The Building a Better Bar study found that mere knowledge of the Rules of Professional Conduct is not sufficient to prepare new lawyers for minimally competent and ethical practice: new lawyers often struggle to put the rules into practice (pp 32-34). New lawyers need experience identifying ethical issues in the context of fluid client problems, rather than in the static fact patterns offered on written exams. They also need practice responding to ethical lapses by supervisors, peers, and opposing counsel. For this reason, the study proposed that new lawyers need both knowledge about professional conduct and the skill of acting professionally with that knowledge.
One way to ensure that new lawyers have the skill of acting professionally is to require each aspiring lawyer to take at least one supervised clinical experience during law school.
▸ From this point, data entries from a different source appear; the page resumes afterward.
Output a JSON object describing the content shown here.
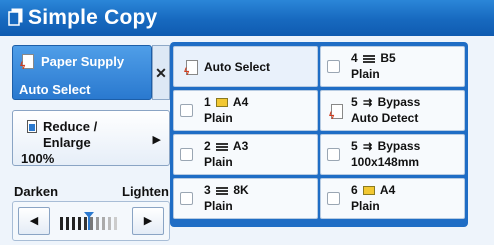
{
  "title": "Simple Copy",
  "paper_supply": {
    "label": "Paper Supply",
    "value": "Auto Select"
  },
  "reduce_enlarge": {
    "line1": "Reduce /",
    "line2": "Enlarge",
    "value": "100%"
  },
  "darkness": {
    "left_label": "Darken",
    "right_label": "Lighten",
    "level": 0.5
  },
  "options": [
    {
      "id": "auto-select",
      "line1": "Auto Select",
      "line2": "",
      "icon": "paper-flame-icon",
      "selected": true
    },
    {
      "id": "tray-4",
      "line1": "4 B5",
      "line2": "Plain",
      "icon": "tray-lines-icon",
      "selected": false
    },
    {
      "id": "tray-1",
      "line1": "1 A4",
      "line2": "Plain",
      "icon": "tray-paper-icon",
      "selected": false
    },
    {
      "id": "bypass-auto",
      "line1": "5 Bypass",
      "line2": "Auto Detect",
      "icon": "bypass-icon",
      "selected": false
    },
    {
      "id": "tray-2",
      "line1": "2 A3",
      "line2": "Plain",
      "icon": "tray-lines-icon",
      "selected": false
    },
    {
      "id": "bypass-100",
      "line1": "5 Bypass",
      "line2": "100x148mm",
      "icon": "bypass-icon",
      "selected": false
    },
    {
      "id": "tray-3",
      "line1": "3 8K",
      "line2": "Plain",
      "icon": "tray-lines-icon",
      "selected": false
    },
    {
      "id": "tray-6",
      "line1": "6 A4",
      "line2": "Plain",
      "icon": "tray-paper-icon",
      "selected": false
    }
  ],
  "colors": {
    "accent": "#1f6dc5",
    "title_bar": "#1769bf"
  }
}
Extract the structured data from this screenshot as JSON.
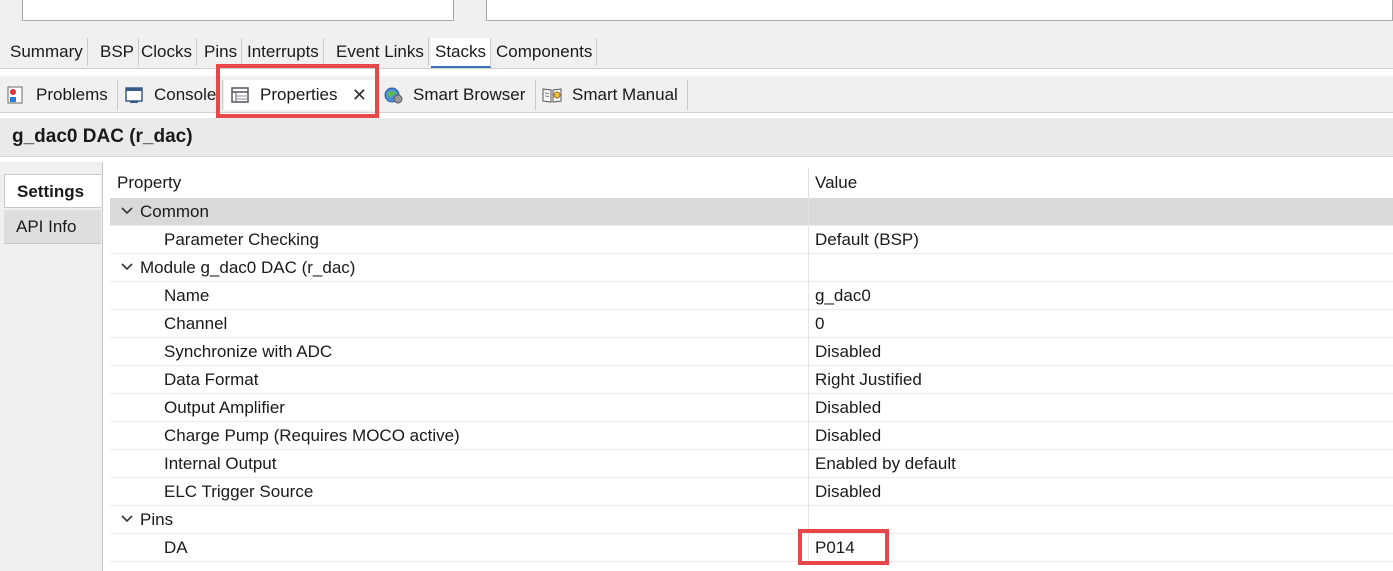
{
  "config_tabs": [
    "Summary",
    "BSP",
    "Clocks",
    "Pins",
    "Interrupts",
    "Event Links",
    "Stacks",
    "Components"
  ],
  "view_tabs": {
    "problems": "Problems",
    "console": "Console",
    "properties": "Properties",
    "smart_browser": "Smart Browser",
    "smart_manual": "Smart Manual"
  },
  "panel_title": "g_dac0 DAC (r_dac)",
  "side_tabs": {
    "settings": "Settings",
    "api_info": "API Info"
  },
  "table": {
    "col_property": "Property",
    "col_value": "Value",
    "groups": [
      {
        "name": "Common",
        "rows": [
          {
            "name": "Parameter Checking",
            "value": "Default (BSP)"
          }
        ]
      },
      {
        "name": "Module g_dac0 DAC (r_dac)",
        "rows": [
          {
            "name": "Name",
            "value": "g_dac0"
          },
          {
            "name": "Channel",
            "value": "0"
          },
          {
            "name": "Synchronize with ADC",
            "value": "Disabled"
          },
          {
            "name": "Data Format",
            "value": "Right Justified"
          },
          {
            "name": "Output Amplifier",
            "value": "Disabled"
          },
          {
            "name": "Charge Pump (Requires MOCO active)",
            "value": "Disabled"
          },
          {
            "name": "Internal Output",
            "value": "Enabled by default"
          },
          {
            "name": "ELC Trigger Source",
            "value": "Disabled"
          }
        ]
      },
      {
        "name": "Pins",
        "rows": [
          {
            "name": "DA",
            "value": "P014"
          }
        ]
      }
    ]
  },
  "colors": {
    "highlight": "#e8474a",
    "active_tab_underline": "#3b73b9",
    "selected_row": "#d9d9d9"
  },
  "icons": [
    "problems-icon",
    "console-icon",
    "properties-icon",
    "close-icon",
    "smart-browser-icon",
    "smart-manual-icon",
    "chevron-down-icon"
  ]
}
Cinical professors are adept at helping students identify ethical issues in practice, reflect on those issues, and address them. Clinical students gain experience identifying ethical challenges in their own work, as well as in the work of peers or opposing counsel. In the latter cases, clinics help them raise these issues in appropriate ways.
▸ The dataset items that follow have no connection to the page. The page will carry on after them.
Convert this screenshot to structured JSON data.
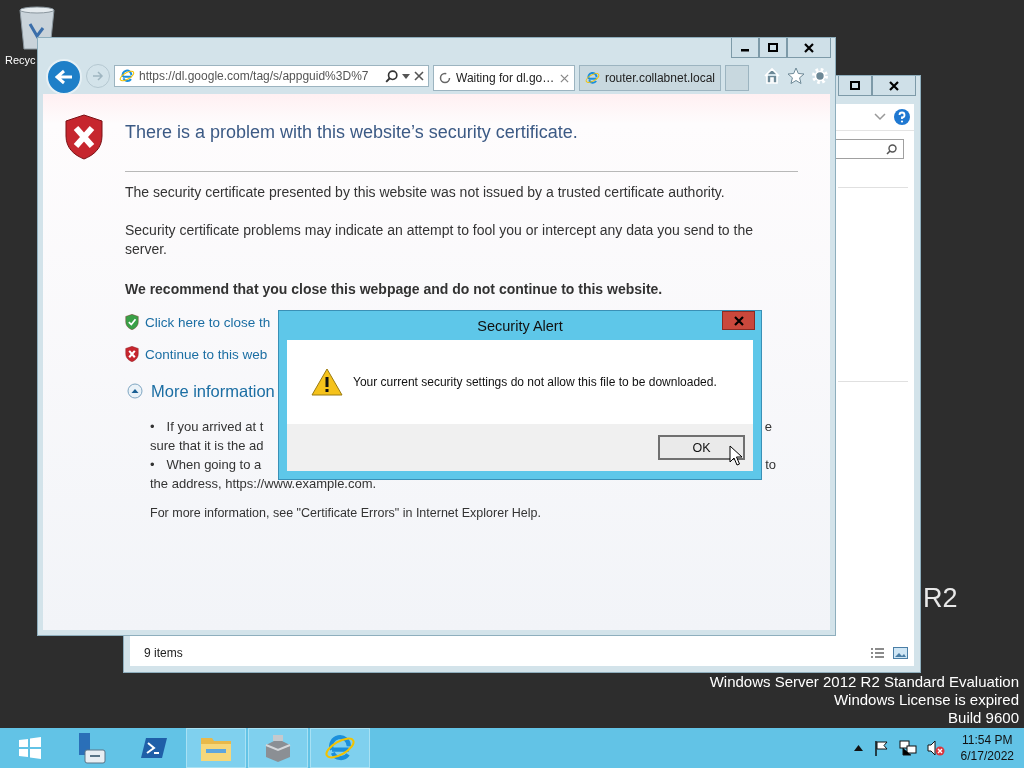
{
  "desktop": {
    "icon_label": "Recyc",
    "watermark": "R2",
    "edition_lines": [
      "Windows Server 2012 R2 Standard Evaluation",
      "Windows License is expired",
      "Build 9600"
    ]
  },
  "explorer": {
    "status": "9 items"
  },
  "browser": {
    "forward_disabled": true,
    "address": "https://dl.google.com/tag/s/appguid%3D%7",
    "tabs": [
      {
        "label": "Waiting for dl.go…",
        "selected": true,
        "loading": true
      },
      {
        "label": "router.collabnet.local",
        "selected": false,
        "loading": false
      }
    ]
  },
  "page": {
    "title": "There is a problem with this website’s security certificate.",
    "paragraphs": [
      "The security certificate presented by this website was not issued by a trusted certificate authority.",
      "Security certificate problems may indicate an attempt to fool you or intercept any data you send to the server."
    ],
    "recommendation": "We recommend that you close this webpage and do not continue to this website.",
    "links": [
      {
        "kind": "safe",
        "text": "Click here to close th"
      },
      {
        "kind": "unsafe",
        "text": "Continue to this web"
      }
    ],
    "more_info": {
      "label": "More information",
      "expanded": true,
      "bullets": [
        {
          "marker": "•",
          "text": "If you arrived at t",
          "tail": "e",
          "continuation": "sure that it is the ad"
        },
        {
          "marker": "•",
          "text": "When going to a",
          "tail": "to",
          "continuation": "the address, https://www.example.com."
        }
      ],
      "footer": "For more information, see \"Certificate Errors\" in Internet Explorer Help."
    }
  },
  "dialog": {
    "title": "Security Alert",
    "message": "Your current security settings do not allow this file to be downloaded.",
    "button": "OK"
  },
  "taskbar": {
    "apps": [
      {
        "kind": "start",
        "open": false
      },
      {
        "kind": "server-manager",
        "open": false
      },
      {
        "kind": "powershell",
        "open": false
      },
      {
        "kind": "file-explorer",
        "open": true
      },
      {
        "kind": "toolbox",
        "open": true
      },
      {
        "kind": "ie",
        "open": true
      }
    ],
    "volume_muted": true,
    "time": "11:54 PM",
    "date": "6/17/2022"
  }
}
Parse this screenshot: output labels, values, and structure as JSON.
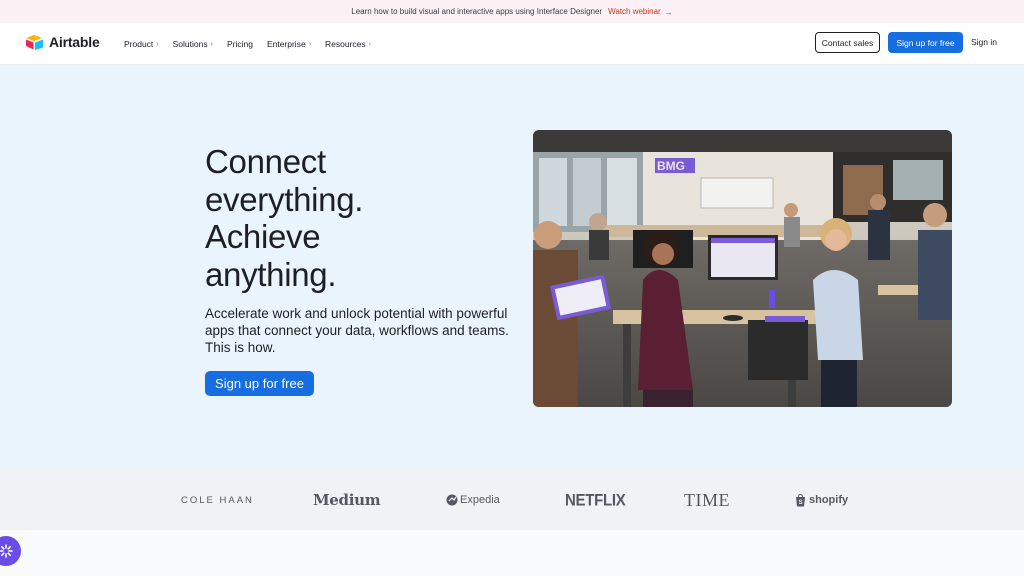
{
  "announcement": {
    "text": "Learn how to build visual and interactive apps using Interface Designer",
    "link_label": "Watch webinar",
    "arrow": "→"
  },
  "nav": {
    "logo_text": "Airtable",
    "logo_icon": "airtable-logo-icon",
    "links": [
      {
        "label": "Product",
        "has_chevron": true
      },
      {
        "label": "Solutions",
        "has_chevron": true
      },
      {
        "label": "Pricing",
        "has_chevron": false
      },
      {
        "label": "Enterprise",
        "has_chevron": true
      },
      {
        "label": "Resources",
        "has_chevron": true
      }
    ],
    "chevron": "›",
    "contact_sales": "Contact sales",
    "sign_up": "Sign up for free",
    "sign_in": "Sign in"
  },
  "hero": {
    "headline_lines": [
      "Connect",
      "everything.",
      "Achieve",
      "anything."
    ],
    "subheadline": "Accelerate work and unlock potential with powerful apps that connect your data, workflows and teams. This is how.",
    "cta": "Sign up for free",
    "photo_sign": "BMG"
  },
  "logos": {
    "brands": [
      "COLE HAAN",
      "Medium",
      "Expedia",
      "NETFLIX",
      "TIME",
      "shopify"
    ]
  },
  "colors": {
    "accent": "#166ee1",
    "hero_bg": "#eaf4fd",
    "announce_bg": "#fbf1f5",
    "logos_bg": "#f1f2f5",
    "fab": "#6b4ce6"
  },
  "fab_icon": "settings-burst-icon"
}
Externships and simulation courses may achieve some of the same goals, but they can be more limited than clinics. Simulations lack the realism of clinical courses and cannot duplicate the sense of responsibility for a client's welfare that clinics offer. Well supervised externships that offer opportunities to reflect on professional challenges can be as effective as clinics, but some externships lack that degree of supervision and chance for reflection.
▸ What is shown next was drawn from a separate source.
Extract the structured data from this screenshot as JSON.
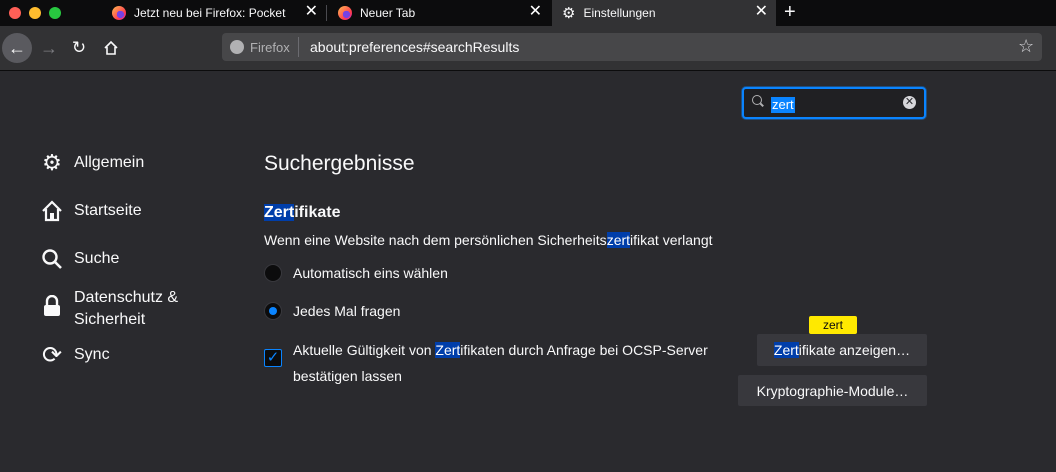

Licensing systems that incorporate postgraduate supervised practice can also assess candidates for their ability to act professionally. Supervisors of these programs typically lack the time that clinical professors have to provide feedback, but "train the trainer" programs can help them do this effectively. Jurisdictions can also require candidates to submit journal entries reflecting on ethical challenges they have confronted in practice. Bar examiners can then assess those entries to determine both whether the candidate has sufficient knowledge of professional ethics and whether they have achieved the skill of acting professionally. An Oregon committee has proposed this approach (Rule 6.7) as part of their Supervised Practice Portfolio Examination pathway for licensing.